06/05/2026
Managing the Medicine Bar has turned out to be one of the most unexpected spiritual practices of my life.
Apparently the Universe looked at all the areas where I thought, “Yep, got that lesson. Healed that one. Graduated from that curriculum,” and said, “That’s adorable.”
Today I’ve been processing the difference between self-serving and self-containment.
For years I’ve taught the importance of taking care of yourself. Put your own oxygen mask on first. Stop abandoning yourself. Learn how to honor your needs. All of that still feels true.
But life has a funny way of taking a teaching you understand intellectually and inviting you to live it at a much deeper level.
When you create something beautiful, people naturally want to gather around it. That’s what community is. That’s what we’ve hoped for. Christy LeCuyer built this space with such a generous heart. She wanted a place where people could land, connect, belong, and exhale. A place where wellness wasn’t exclusive or performative. A place where everyone was welcome.
And yet, if I’m being honest, I’ve noticed this protective instinct showing up in me.
I notice the moments when someone wants something from the space. From the business. From Christy.
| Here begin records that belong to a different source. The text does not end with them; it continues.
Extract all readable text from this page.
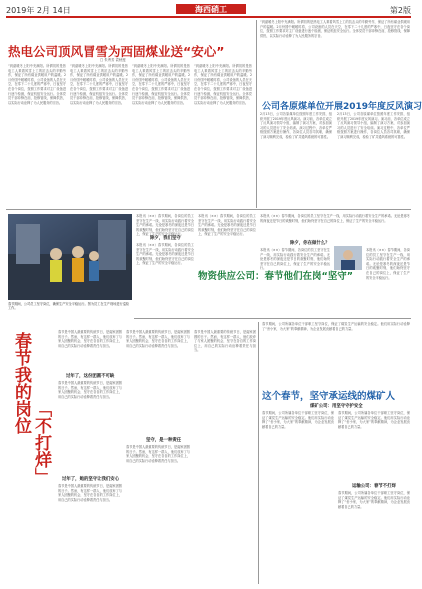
2019年 2月 14日	海西硝工	第2版
热电公司顶风冒雪为西固煤业送“安心”
□ 朱秀芳 袁秋莲
“到湛暖冬上阳中充满阳。所谓初的是热电工人乘着风雪上工的抗击头的辛勤劳作，保证了所有煤业供暖用户的温暖。2月份国中暖暖时将，公司设备的人员在天空，在零下二十几度的严寒中，日夜坚守在各个岗位，按照工作要求对主厂设备进行逐个检测，保证机组安全运行。全体党员干部冲锋在前，抢修管线，保障供热，以实际行动诠释了为人民服务的宗旨。
“到湛暖冬上阳中充满阳。所谓初的是热电工人乘着风雪上工的抗击头的辛勤劳作，保证了所有煤业供暖用户的温暖。2月份国中暖暖时将，公司设备的人员在天空，在零下二十几度的严寒中，日夜坚守在各个岗位，按照工作要求对主厂设备进行逐个检测，保证机组安全运行。全体党员干部冲锋在前，抢修管线，保障供热，以实际行动诠释了为人民服务的宗旨。
“到湛暖冬上阳中充满阳。所谓初的是热电工人乘着风雪上工的抗击头的辛勤劳作，保证了所有煤业供暖用户的温暖。2月份国中暖暖时将，公司设备的人员在天空，在零下二十几度的严寒中，日夜坚守在各个岗位，按照工作要求对主厂设备进行逐个检测，保证机组安全运行。全体党员干部冲锋在前，抢修管线，保障供热，以实际行动诠释了为人民服务的宗旨。
“到湛暖冬上阳中充满阳。所谓初的是热电工人乘着风雪上工的抗击头的辛勤劳作，保证了所有煤业供暖用户的温暖。2月份国中暖暖时将，公司设备的人员在天空，在零下二十几度的严寒中，日夜坚守在各个岗位，按照工作要求对主厂设备进行逐个检测，保证机组安全运行。全体党员干部冲锋在前，抢修管线，保障供热，以实际行动诠释了为人民服务的宗旨。
“到湛暖冬上阳中充满阳。所谓初的是热电工人乘着风雪上工的抗击头的辛勤劳作，保证了所有煤业供暖用户的温暖。2月份国中暖暖时将，公司设备的人员在天空，在零下二十几度的严寒中，日夜坚守在各个岗位，按照工作要求对主厂设备进行逐个检测，保证机组安全运行。全体党员干部冲锋在前，抢修管线，保障供热，以实际行动诠释了为人民服务的宗旨。
公司各原煤单位开展2019年度反风演习
2月13日，公司各原煤单位按照年度工作安排，组织开展了2019年度反风演习。演习前，各单位成立了反风演习领导小组，编制了演习方案，对参加演习的人员进行了安全培训。演习过程中，各单位严格按照方案进行操作，各岗位人员各司其职，确保了演习顺利完成，检验了矿井通风系统的可靠性。
2月13日，公司各原煤单位按照年度工作安排，组织开展了2019年度反风演习。演习前，各单位成立了反风演习领导小组，编制了演习方案，对参加演习的人员进行了安全培训。演习过程中，各单位严格按照方案进行操作，各岗位人员各司其职，确保了演习顺利完成，检验了矿井通风系统的可靠性。
春节期间，公司员工坚守岗位，确保生产安全平稳运行。图为员工在生产现场进行巡检工作。
本报讯（××）春节期间，各岗位的员工坚守在生产一线，用实际行动践行着安全生产的承诺。无论是寒冬的深夜还是节日的欢聚时刻，他们始终坚守在自己的岗位上，保证了生产的安全平稳运行。
除夕，我们坚守
本报讯（××）春节期间，各岗位的员工坚守在生产一线，用实际行动践行着安全生产的承诺。无论是寒冬的深夜还是节日的欢聚时刻，他们始终坚守在自己的岗位上，保证了生产的安全平稳运行。
本报讯（××）春节期间，各岗位的员工坚守在生产一线，用实际行动践行着安全生产的承诺。无论是寒冬的深夜还是节日的欢聚时刻，他们始终坚守在自己的岗位上，保证了生产的安全平稳运行。
本报讯（××）春节期间，各岗位的员工坚守在生产一线，用实际行动践行着安全生产的承诺。无论是寒冬的深夜还是节日的欢聚时刻，他们始终坚守在自己的岗位上，保证了生产的安全平稳运行。
除夕，你在做什么？
本报讯（××）春节期间，各岗位的员工坚守在生产一线，用实际行动践行着安全生产的承诺。无论是寒冬的深夜还是节日的欢聚时刻，他们始终坚守在自己的岗位上，保证了生产的安全平稳运行。
本报讯（××）春节期间，各岗位的员工坚守在生产一线，用实际行动践行着安全生产的承诺。无论是寒冬的深夜还是节日的欢聚时刻，他们始终坚守在自己的岗位上，保证了生产的安全平稳运行。
物资供应公司：春节他们在岗“坚守”
春节我的岗位
「不打烊」
春节是中国人最重要的传统节日，是阖家团圆的日子。然而，有这样一群人，他们放弃了与家人团聚的机会，坚守在各自的工作岗位上，用自己的实际行动诠释着责任与担当。
过年了，这份团圆不可缺
春节是中国人最重要的传统节日，是阖家团圆的日子。然而，有这样一群人，他们放弃了与家人团聚的机会，坚守在各自的工作岗位上，用自己的实际行动诠释着责任与担当。
过年了，她的坚守让我们安心
春节是中国人最重要的传统节日，是阖家团圆的日子。然而，有这样一群人，他们放弃了与家人团聚的机会，坚守在各自的工作岗位上，用自己的实际行动诠释着责任与担当。
春节是中国人最重要的传统节日，是阖家团圆的日子。然而，有这样一群人，他们放弃了与家人团聚的机会，坚守在各自的工作岗位上，用自己的实际行动诠释着责任与担当。
坚守，是一种责任
春节是中国人最重要的传统节日，是阖家团圆的日子。然而，有这样一群人，他们放弃了与家人团聚的机会，坚守在各自的工作岗位上，用自己的实际行动诠释着责任与担当。
春节是中国人最重要的传统节日，是阖家团圆的日子。然而，有这样一群人，他们放弃了与家人团聚的机会，坚守在各自的工作岗位上，用自己的实际行动诠释着责任与担当。
春节期间，公司所属各单位干部职工坚守岗位，保证了煤炭生产运输的安全稳定。他们用实际行动诠释了“舍小家，为大家”的奉献精神，为企业发展贡献着自己的力量。
这个春节，坚守承运线的煤矿人
煤矿公司：用坚守守护安全
春节期间，公司所属各单位干部职工坚守岗位，保证了煤炭生产运输的安全稳定。他们用实际行动诠释了“舍小家，为大家”的奉献精神，为企业发展贡献着自己的力量。
运输公司：春节不打烊
春节期间，公司所属各单位干部职工坚守岗位，保证了煤炭生产运输的安全稳定。他们用实际行动诠释了“舍小家，为大家”的奉献精神，为企业发展贡献着自己的力量。
春节期间，公司所属各单位干部职工坚守岗位，保证了煤炭生产运输的安全稳定。他们用实际行动诠释了“舍小家，为大家”的奉献精神，为企业发展贡献着自己的力量。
From the energy we’ve poured into creating it.
I can feel myself tightening.
I start keeping score of withdrawals.
Who’s giving?
Who’s taking?
Who’s contributing?
Who’s consuming?
And that’s where things get interesting.
Because underneath that reaction is a question I’m still exploring:
Am I witnessing someone being self-serving?
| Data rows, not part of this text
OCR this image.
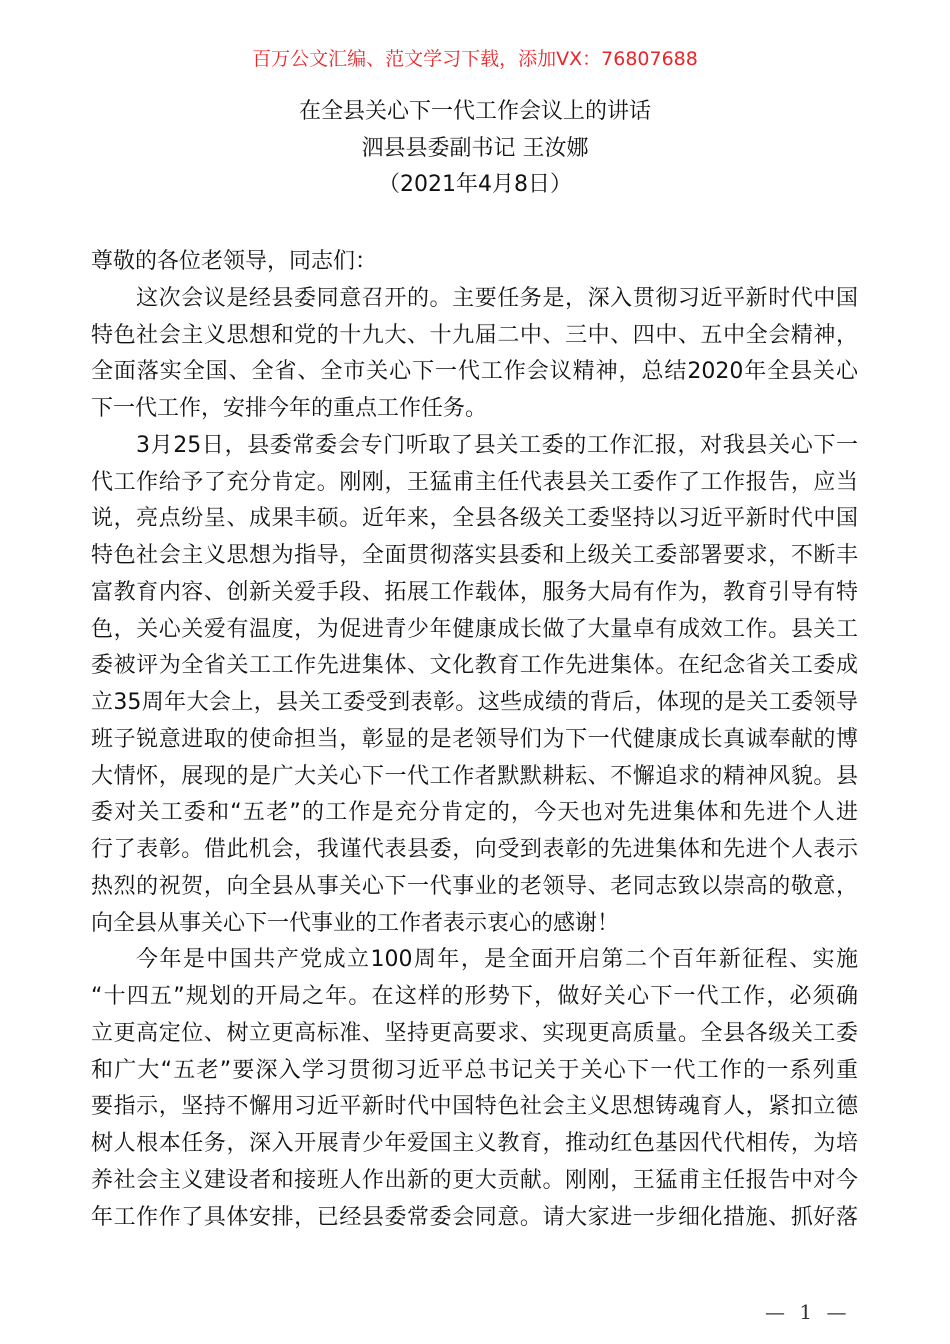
百万公文汇编、范文学习下载，添加VX：76807688
在全县关心下一代工作会议上的讲话
泗县县委副书记 王汝娜
（2021年4月8日）
尊敬的各位老领导，同志们：
这次会议是经县委同意召开的。主要任务是，深入贯彻习近平新时代中国
特色社会主义思想和党的十九大、十九届二中、三中、四中、五中全会精神，
全面落实全国、全省、全市关心下一代工作会议精神，总结2020年全县关心
下一代工作，安排今年的重点工作任务。
3月25日，县委常委会专门听取了县关工委的工作汇报，对我县关心下一
代工作给予了充分肯定。刚刚，王猛甫主任代表县关工委作了工作报告，应当
说，亮点纷呈、成果丰硕。近年来，全县各级关工委坚持以习近平新时代中国
特色社会主义思想为指导，全面贯彻落实县委和上级关工委部署要求，不断丰
富教育内容、创新关爱手段、拓展工作载体，服务大局有作为，教育引导有特
色，关心关爱有温度，为促进青少年健康成长做了大量卓有成效工作。县关工
委被评为全省关工工作先进集体、文化教育工作先进集体。在纪念省关工委成
立35周年大会上，县关工委受到表彰。这些成绩的背后，体现的是关工委领导
班子锐意进取的使命担当，彰显的是老领导们为下一代健康成长真诚奉献的博
大情怀，展现的是广大关心下一代工作者默默耕耘、不懈追求的精神风貌。县
委对关工委和“五老”的工作是充分肯定的，今天也对先进集体和先进个人进
行了表彰。借此机会，我谨代表县委，向受到表彰的先进集体和先进个人表示
热烈的祝贺，向全县从事关心下一代事业的老领导、老同志致以崇高的敬意，
向全县从事关心下一代事业的工作者表示衷心的感谢！
今年是中国共产党成立100周年，是全面开启第二个百年新征程、实施
“十四五”规划的开局之年。在这样的形势下，做好关心下一代工作，必须确
立更高定位、树立更高标准、坚持更高要求、实现更高质量。全县各级关工委
和广大“五老”要深入学习贯彻习近平总书记关于关心下一代工作的一系列重
要指示，坚持不懈用习近平新时代中国特色社会主义思想铸魂育人，紧扣立德
树人根本任务，深入开展青少年爱国主义教育，推动红色基因代代相传，为培
养社会主义建设者和接班人作出新的更大贡献。刚刚，王猛甫主任报告中对今
年工作作了具体安排，已经县委常委会同意。请大家进一步细化措施、抓好落
— 1 —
Or am I being asked to become more self-contained?
Those are not the same thing.
Self-serving says, “How do I get what I need regardless of the impact on others?”
Self-contained says, “I can honor what I need without making someone else responsible for carrying it.”
One takes.
One stands on its own two feet.
And if I’m really honest, I can see both energies in myself at times.
Sometimes my protectiveness is wisdom.
Sometimes it’s fear.
Sometimes it’s discernment.
Sometimes it’s my own scarcity being activated.
The Medicine Bar keeps holding up the mirror.
Not to show me where I’m failing, but to show me where I’m still growing.
So, instead of asking whether someone else is taking too much, I’m trying to ask a different question:
Am I being self-serving right now, or am I simply learning how to contain myself?
It’s a much less comfortable question.
And probably a much more useful one.